The Keck School of Medicine will no longer have a combined Baccalaureate/M.D. Program for incoming freshmen next fall after being the only such program in California.
The program, which gave entering freshmen guaranteed acceptance into the medical school upon receiving their bachelor’s degree, was canceled so more students could have access to heath-related issues, according to Karen Rowan-Badger, assistant dean of USC Dornsife Admission.
“We have now progressed to our ultimate goal of opening a comprehensive Dornsife-Keck Pre-Health Services Center, which provides involvement opportunities and advisement for all of our pre-health students, rather than just a few selected students,” Rowan-Badger said.
The Office of the Provost, USC Dornsife Dean Howard Gillman and Keck School of Medicine Dean Carmen Puliafito jointly made the decision after years of close analysis and preparation, Rowan-Badger said.
Students currently enrolled in the program will continue on the same course plan until their guaranteed admission to Keck in fall 2015.
The Dornsife-Keck Pre-Health Services Center, which opened last year, will replace the services the Baccalaureate/M.D. Program previously provided.
Keck eliminated the combined degree when it found the program corresponded with a loss of diversity of majors and uniqueness among its applicants.
“The original design for the program was to encourage current undergraduate students to explore non-traditional majors for their pre-health education and broaden their understanding of the liberal arts,” Rowan-Badger said.
After a careful evaluation of the program, however, the university decided the creation of the Dornsife-Keck Pre-Heath Service Center was a more effective way to increase academic diversity among medical school applicants.
The university will now aim to increase the diversity of majors among applicants and strengthen the undergraduate experience for students interested in pursuing medicine with the Pre-Health Services Center, Rowan-Badger said.
Jessica Gonzalez, a sophomore majoring in gerontology and a current student in the program, said she is especially disappointed with how the change will affect future freshmen.
“Incoming students may feel that they missed out on an incredible opportunity to have a guaranteed acceptance into medical school,” Gonzalez said.
Gonzalez also said she thinks the cancellation will cause a loss of community among students.
Some students, including Jeffrey Hill, a senior majoring in biology and kinesiology, found the program was helpful in allowing students to explore academic fields outside of health and science.

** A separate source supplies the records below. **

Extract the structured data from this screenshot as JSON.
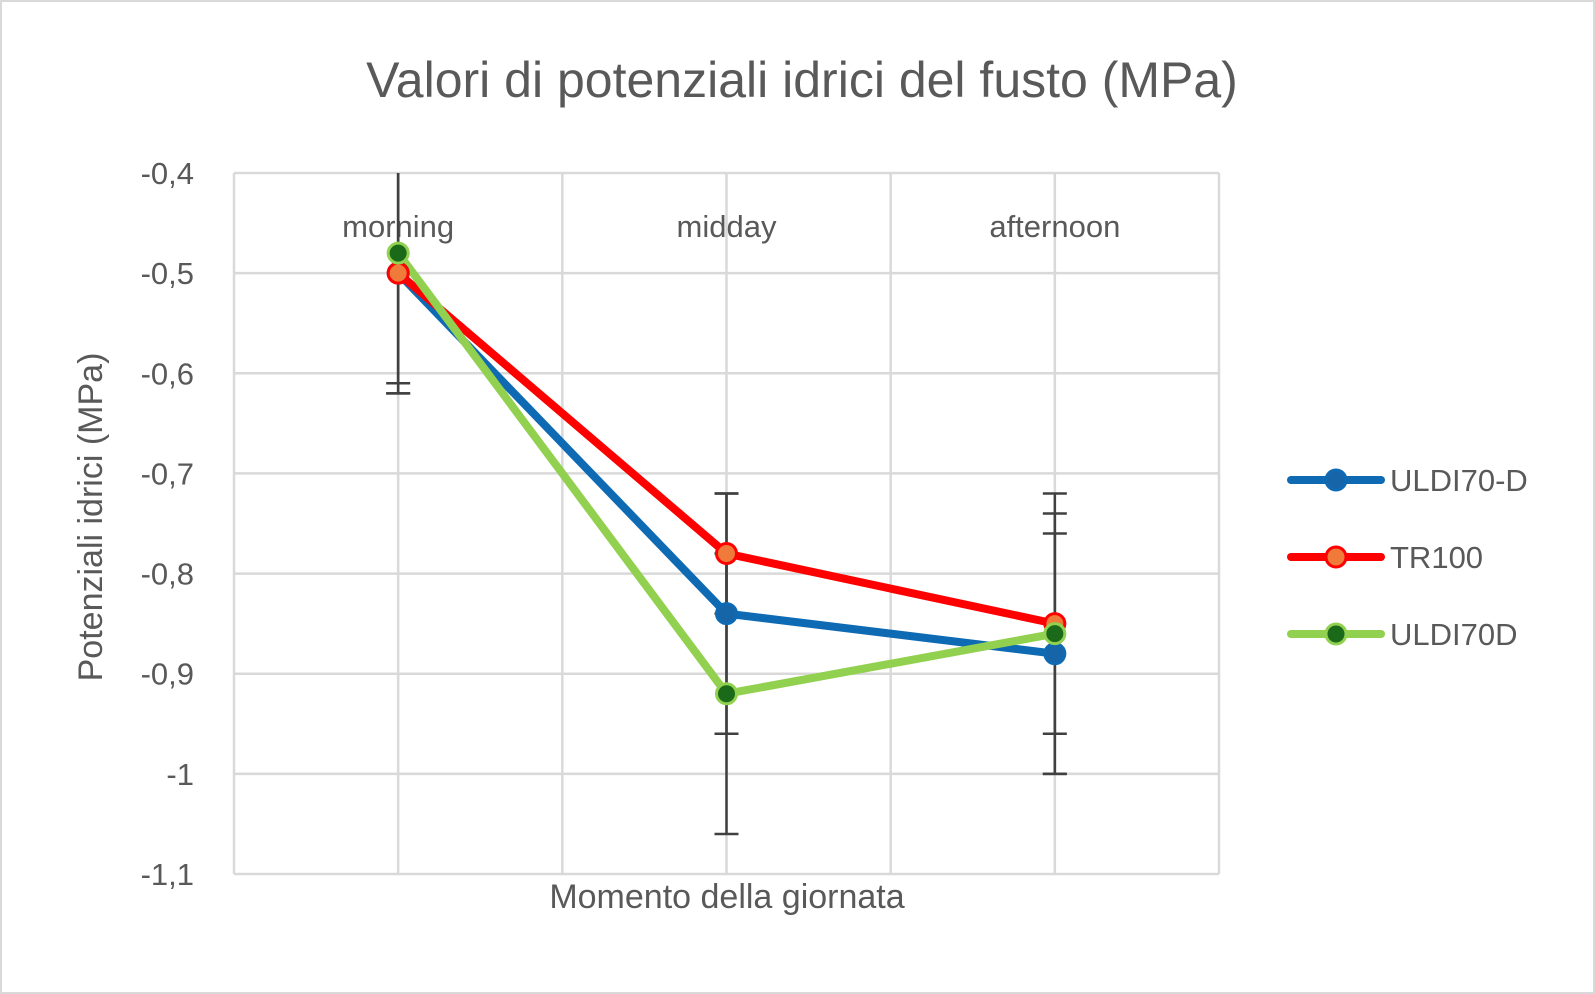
{
  "chart_data": {
    "type": "line",
    "title": "Valori di potenziali idrici del fusto (MPa)",
    "xlabel": "Momento della giornata",
    "ylabel": "Potenziali idrici (MPa)",
    "categories": [
      "morning",
      "midday",
      "afternoon"
    ],
    "category_labels_position": "top",
    "ylim": [
      -1.1,
      -0.4
    ],
    "yticks": [
      -0.4,
      -0.5,
      -0.6,
      -0.7,
      -0.8,
      -0.9,
      -1.0,
      -1.1
    ],
    "ytick_labels": [
      "-0,4",
      "-0,5",
      "-0,6",
      "-0,7",
      "-0,8",
      "-0,9",
      "-1",
      "-1,1"
    ],
    "grid": true,
    "legend_position": "right",
    "series": [
      {
        "name": "ULDI70-D",
        "line_color": "#0f6ab4",
        "marker_fill": "#1565a8",
        "marker_edge": "#0f6ab4",
        "values": [
          -0.5,
          -0.84,
          -0.88
        ],
        "error": [
          0.12,
          0.12,
          0.12
        ]
      },
      {
        "name": "TR100",
        "line_color": "#ff0000",
        "marker_fill": "#f07a3a",
        "marker_edge": "#ff0000",
        "values": [
          -0.5,
          -0.78,
          -0.85
        ],
        "error": [
          0.11,
          0.06,
          0.11
        ]
      },
      {
        "name": "ULDI70D",
        "line_color": "#92d050",
        "marker_fill": "#1a6a1a",
        "marker_edge": "#92d050",
        "values": [
          -0.48,
          -0.92,
          -0.86
        ],
        "error": [
          0.14,
          0.14,
          0.14
        ]
      }
    ]
  }
}
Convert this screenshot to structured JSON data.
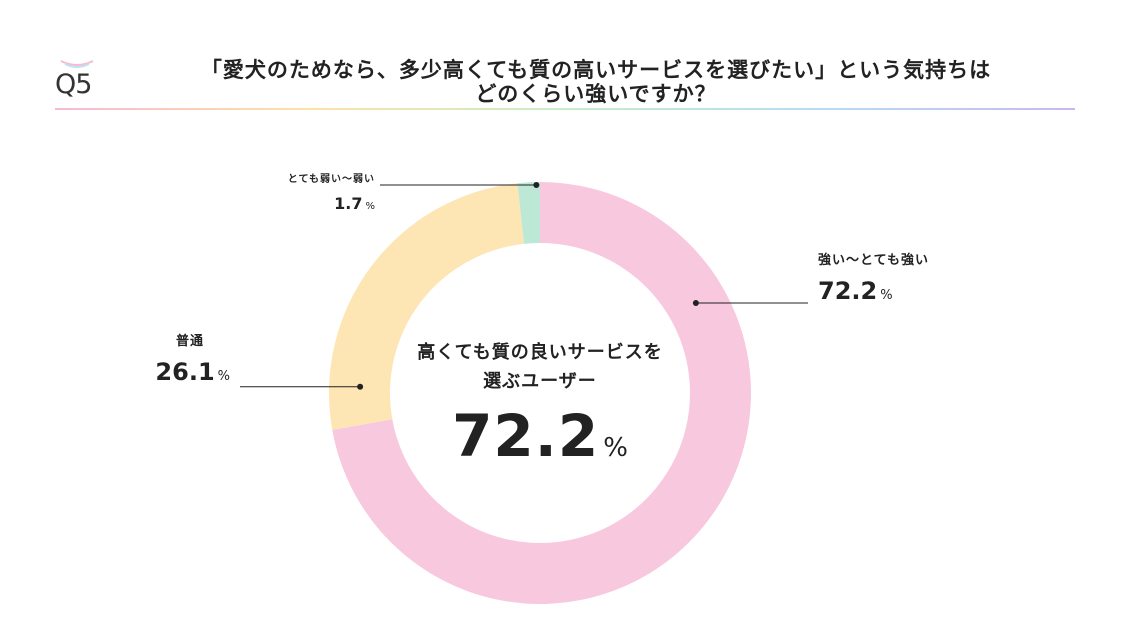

“The Baccalaureate/M.D. Program was a great opportunity for qualified and aspiring medically minded undergrads to get the most out of their college experience,” Hill said. “The comfort of already being accepted into medical school provides the chance for those admitted into the program to pursue things they might not have otherwise.”
The new center will continue to provide the small-group atmosphere and facilitate the common coursework of the Baccalaureate/M.D. Program, Rowan-Badger said.
Rowan-Badger said Keck expects to see backlash from students surrounding the program’s termination.
“We are certainly anticipating some unhappiness since we no longer offer this program,” Rowan-Badger said. “However, if students are truly interested in studying medicine at USC Dornsife, we know the improvements and focus will allow more students to become better prepared for medical school.”
No decision has been made regarding the new Dornsife-Keck Pre-Health Services Center affecting a program of early acceptance to Keck.